L’automne, le temps qui se rafraichit et sa course aux cadeaux de Noël marqué par un rendez-vous importé des États-Unis, le « black Friday » (ou vendredi noir), un jour de promotions monstres qui suit la journée de Thanksgiving et qui avait lieu le 23 novembre dernier. Outre-Atlantique, ce jour est l’occasion de véritables scènes d’hystéries collectives. Chez nous, les choses se passent plus calmement.
Pour l’essentiel, il s’agit d’une journée de promotions mettant en lumière les produits électroniques et informatiques. Une catégorie de produits au centre des attentions pour des pratiques contestées, leurs fabricants choisissant de raccourcir délibérément la durée de vie de leurs produits et/ou de les rendre irréparables pour inciter leurs clients à en acheter de nouveaux.
Ce phénomène, aussi appelé « obsolescence programmée », a fait l’objet d’un colloque organisé courant septembre par l’association « Hop ! » (Halte à l’obsolescence programmée) traduisant l’importance croissante de ce sujet pour les consommateurs.
L’événement fut aussi l’occasion pour l’association de médiatiser sa première action judiciaire sur le sujet. Celle-ci s’appuie sur un rapport [1] relatif à l’obsolescence programmée des imprimantes. L’association a centré son recours sur le fabricant d’imprimantes Epson, cas selon elle, cas le plus flagrant d’obsolescence programmée.
Repenser le modèle
Si le cas des imprimantes a servi de fil rouge à la journée avec les diverses techniques utilisées (logicielles comme matérielles) pour rendre irréparables les imprimantes et amener les consommateurs à acheter un nouveau modèle supposé « plus performant », le colloque a ouvert un débat plus large autour de la remise en cause du modèle économique actuel.
Il s’est d’abord centré sur l’action publique avec parmi les intervenants des élus comme Pascal Durand (député européen EELV), auteur d’un rapport parlementaire [2] sur le sujet, puis ont été étudiés les démarches développées par des entreprises pour développer un mode de production plus durable.
En définissant un cadre légal et en intégrant les impératifs des entreprises, l’objectif est d’agir avec l’ensemble des parties prenantes afin que l’obsolescence programmée, qui historiquement a été une façon pour l’industrie de masse de s’assurer des débouchés, intègre les principes de finitude des ressources, d’économie circulaire, et plus largement de RSE (responsabilité sociale des entreprises). Cela implique un changement de modèle loin d’être simple et coûteux à court terme pour les entreprises qui décident d’opter pour une démarche volontariste car génératrice de stocks de pièces détachées immobilisant ainsi du capital.

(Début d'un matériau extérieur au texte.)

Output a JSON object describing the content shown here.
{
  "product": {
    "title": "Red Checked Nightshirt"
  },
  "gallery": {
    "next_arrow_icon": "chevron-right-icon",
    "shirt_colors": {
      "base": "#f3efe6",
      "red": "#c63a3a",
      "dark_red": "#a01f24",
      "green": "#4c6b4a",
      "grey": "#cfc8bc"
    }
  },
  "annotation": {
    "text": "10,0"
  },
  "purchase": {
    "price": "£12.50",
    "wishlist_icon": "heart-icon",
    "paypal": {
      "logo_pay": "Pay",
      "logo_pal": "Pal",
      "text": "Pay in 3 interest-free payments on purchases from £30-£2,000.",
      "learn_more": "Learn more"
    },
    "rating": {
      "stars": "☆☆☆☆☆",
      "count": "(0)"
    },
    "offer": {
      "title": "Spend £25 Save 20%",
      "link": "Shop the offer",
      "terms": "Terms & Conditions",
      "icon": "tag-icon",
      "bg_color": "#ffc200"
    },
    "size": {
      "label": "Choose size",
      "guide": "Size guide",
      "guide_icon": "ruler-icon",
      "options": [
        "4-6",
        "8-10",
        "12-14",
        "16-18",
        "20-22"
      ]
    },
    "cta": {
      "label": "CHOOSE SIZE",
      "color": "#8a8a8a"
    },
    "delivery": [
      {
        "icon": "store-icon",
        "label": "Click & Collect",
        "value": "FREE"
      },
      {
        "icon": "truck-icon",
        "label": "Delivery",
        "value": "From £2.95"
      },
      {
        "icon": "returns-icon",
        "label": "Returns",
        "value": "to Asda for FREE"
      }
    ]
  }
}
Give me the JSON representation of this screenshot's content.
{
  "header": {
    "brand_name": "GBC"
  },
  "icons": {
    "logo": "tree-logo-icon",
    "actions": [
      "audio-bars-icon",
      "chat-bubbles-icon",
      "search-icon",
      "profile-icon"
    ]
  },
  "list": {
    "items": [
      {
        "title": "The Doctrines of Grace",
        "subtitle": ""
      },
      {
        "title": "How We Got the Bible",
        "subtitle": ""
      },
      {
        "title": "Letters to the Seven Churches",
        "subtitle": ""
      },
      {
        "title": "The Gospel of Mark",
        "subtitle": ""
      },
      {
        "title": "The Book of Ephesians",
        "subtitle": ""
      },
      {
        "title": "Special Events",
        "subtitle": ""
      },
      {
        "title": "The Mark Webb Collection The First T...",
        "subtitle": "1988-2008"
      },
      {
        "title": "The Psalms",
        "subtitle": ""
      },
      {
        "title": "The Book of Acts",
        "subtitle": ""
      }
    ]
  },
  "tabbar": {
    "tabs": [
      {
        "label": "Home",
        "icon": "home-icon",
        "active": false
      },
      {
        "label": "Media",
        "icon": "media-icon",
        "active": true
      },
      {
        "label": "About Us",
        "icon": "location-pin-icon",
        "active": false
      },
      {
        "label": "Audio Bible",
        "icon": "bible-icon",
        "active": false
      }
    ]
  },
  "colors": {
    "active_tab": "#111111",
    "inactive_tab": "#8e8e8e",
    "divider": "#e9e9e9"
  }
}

Il ne suffit donc pas d’augmenter la durée de garantie ou de rendre illégale l’obsolescence programmée pour changer les choses.
Un cadre européen à construire
La France, particulièrement en retrait ces dernières années, rendrait son action plus visible aux yeux des Européens en amenant le sujet sur la table.

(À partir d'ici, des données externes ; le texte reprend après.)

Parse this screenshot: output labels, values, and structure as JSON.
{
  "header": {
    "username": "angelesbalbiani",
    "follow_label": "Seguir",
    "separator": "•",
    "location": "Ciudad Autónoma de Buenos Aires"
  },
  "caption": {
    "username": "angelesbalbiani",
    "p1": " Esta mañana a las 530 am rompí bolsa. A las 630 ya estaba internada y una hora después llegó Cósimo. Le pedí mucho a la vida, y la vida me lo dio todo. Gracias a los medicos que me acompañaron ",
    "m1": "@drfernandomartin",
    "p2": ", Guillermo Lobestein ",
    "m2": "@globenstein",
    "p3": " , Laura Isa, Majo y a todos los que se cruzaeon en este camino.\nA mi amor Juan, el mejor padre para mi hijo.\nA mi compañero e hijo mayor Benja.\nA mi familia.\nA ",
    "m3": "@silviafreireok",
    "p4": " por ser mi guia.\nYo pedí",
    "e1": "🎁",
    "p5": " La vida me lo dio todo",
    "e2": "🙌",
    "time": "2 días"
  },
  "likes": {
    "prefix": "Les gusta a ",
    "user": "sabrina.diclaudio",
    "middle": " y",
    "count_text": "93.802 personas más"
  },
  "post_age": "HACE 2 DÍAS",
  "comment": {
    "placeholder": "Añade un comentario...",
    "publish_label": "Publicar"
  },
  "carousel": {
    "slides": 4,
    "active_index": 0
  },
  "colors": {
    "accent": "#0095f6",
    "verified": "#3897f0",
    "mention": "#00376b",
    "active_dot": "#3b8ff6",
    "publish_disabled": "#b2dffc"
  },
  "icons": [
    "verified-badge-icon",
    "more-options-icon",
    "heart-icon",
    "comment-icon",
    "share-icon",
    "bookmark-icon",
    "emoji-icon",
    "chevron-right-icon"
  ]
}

L’obsolescence programmée est l’un des rares sujets sur lequel la France est pionnière puisqu’elle a élaboré un cadre légal et donné une définition à l’obsolescence programmée, créant un délit d’obsolescence programmée. L’action judiciaire de l’association Hop ! s’inscrit dans ce cadre légal tandis que pour les autres pays européens, le sujet est si ce n’est inexistant, à tout le moins secondaire.
Il semble n’y avoir que le groupe écologiste au Parlement européen pour s’y intéresser dans le cadre d’une démarche globale relative au gaspillage des matières premières et des questions qui y sont associées (conditions de travail dans les pays en voie de développement, impact sanitaire et environnemental). L’obsolescence programmée est pourtant un sujet sur lequel l’Union est fondée à agir car il concerne directement le marché intérieur. En développant des normes plus strictes en termes de qualité, de durabilité, l’Union se donnerait ainsi les armes de combattre la désindustrialisation qui a suivi son ouverture sans contraintes ou presque au reste du monde alors que la réciproque n’était pas vraie.

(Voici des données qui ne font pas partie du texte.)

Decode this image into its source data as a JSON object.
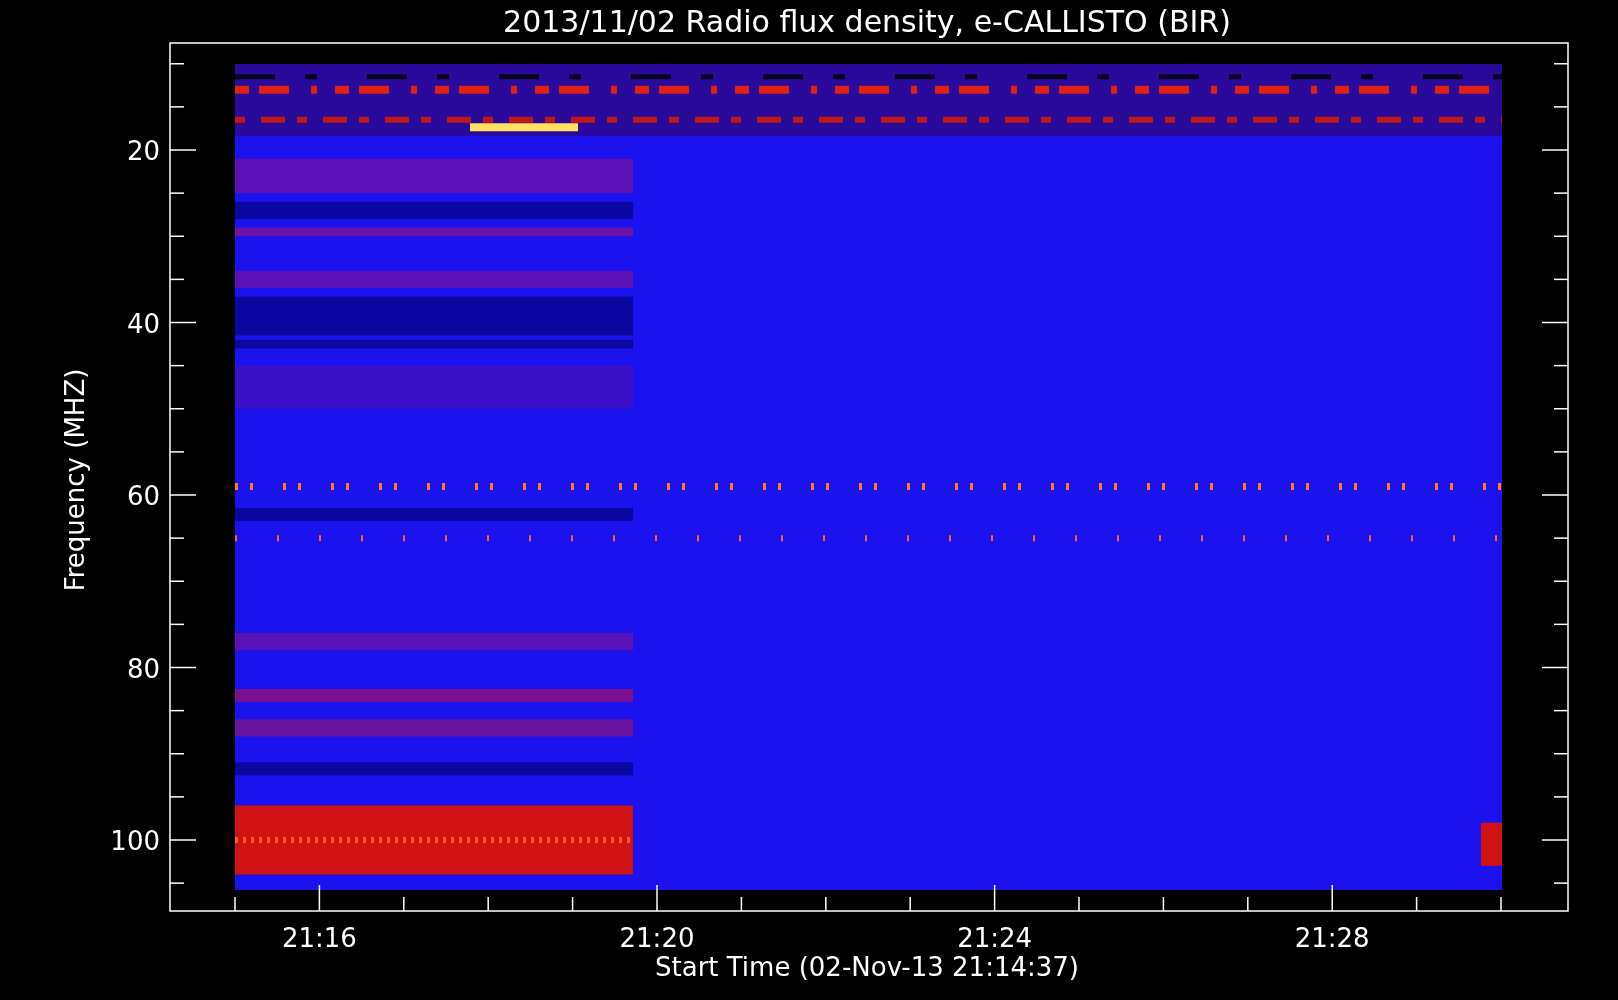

Rendre les objets plus durables ou à tout le moins réparables facilement et rapidement nécessite en effet des chaines d’approvisionnement courtes pour permettre de répondre rapidement aux demandes de pièces détachées.
Le chantier est donc conséquent mais s’inscrit directement dans les compétences de la Commission dont le Président a souhaité qu’elle s’occupe un peu plus du quotidien des Européens.